Author:
Coulibaly Leonard M.,Mohamed Hamza,Fuchs Philipp,Schmidt-Erfurth Ursula,Reiter Gregor S.
Abstract
AbstractMicroperimetry (MP) is a psychometric examination combining retinal imaging and functional sensitivity testing with an increasing importance due to its potential use as clinical study outcome. We investigated the repeatability of pointwise retinal sensitivity (PWS) on the most advanced commercially available MP devices under their standard setting in a healthy aging population. Two successive MP examinations on both MP-3 (NIDEK CO., Ltd., Gamagori, Japan) and MAIA (CenterVue S.p.A. (iCare), Padova, Italy) were performed on healthy aging subjects in a randomized order. PWS repeatability was analysed for different macular regions and age groups using Bland-Altmann coefficients of repeatability (CoR). A total of 3600 stimuli from 20 healthy individuals with a mean age of 70 (11) years were included. Mean CoR in dB were ±4.61 for MAIA and ±4.55 for MP-3 examinations.

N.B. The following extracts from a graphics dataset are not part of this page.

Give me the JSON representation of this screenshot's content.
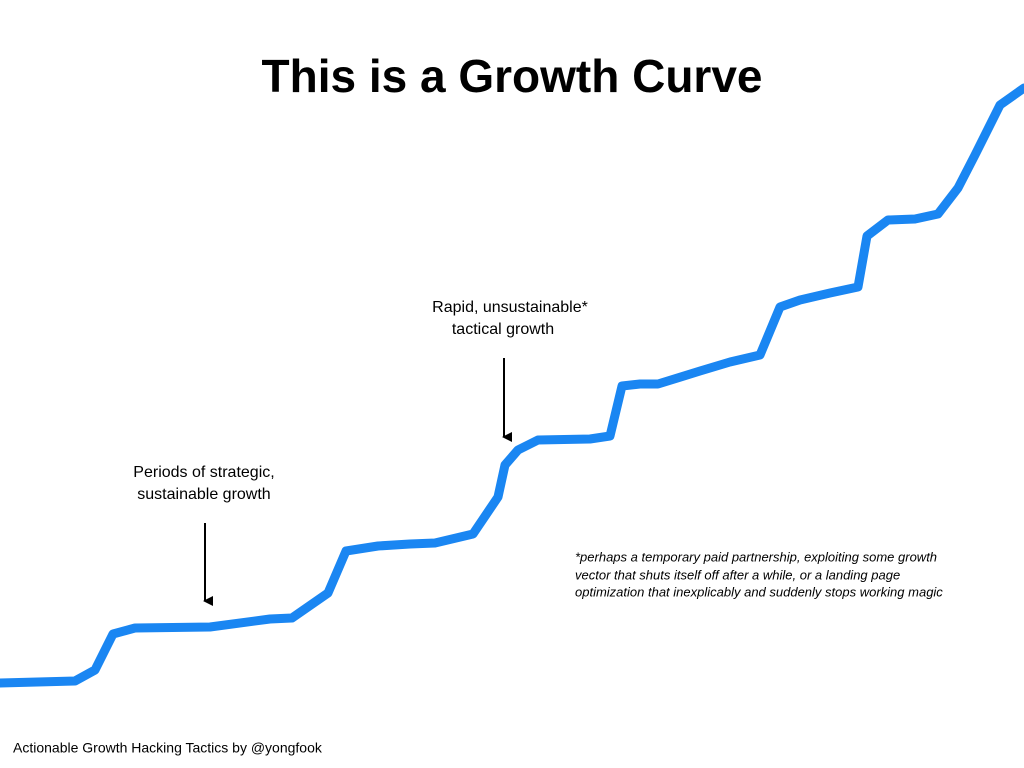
{
  "slide": {
    "title": "This is a Growth Curve",
    "annotations": [
      {
        "lines": [
          "Periods of strategic,",
          "sustainable growth"
        ]
      },
      {
        "lines": [
          "Rapid, unsustainable*",
          "tactical growth"
        ]
      }
    ],
    "footnote": [
      "*perhaps a temporary paid partnership, exploiting some growth",
      "vector that shuts itself off after a while, or a landing page",
      "optimization that inexplicably and suddenly stops working magic"
    ],
    "footer": "Actionable Growth Hacking Tactics by @yongfook"
  }
}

A lower repeatability (p=0.005) was detected in the central millimetre on MAIA examinations. Higher subject age was associated with a lower repeatability of PWS on both devices (both p=0.003). Intra-device correlation was good (MAIA: 0.79 [0.76–0.81]; MP-3: 0.72 [0.68–0.76]) whereas a moderate mean inter-device correlation (0.6 [0.55–0.65]) could be detected. In conclusion, older subjects and the foveal region are associated with a worse pointwise repeatability.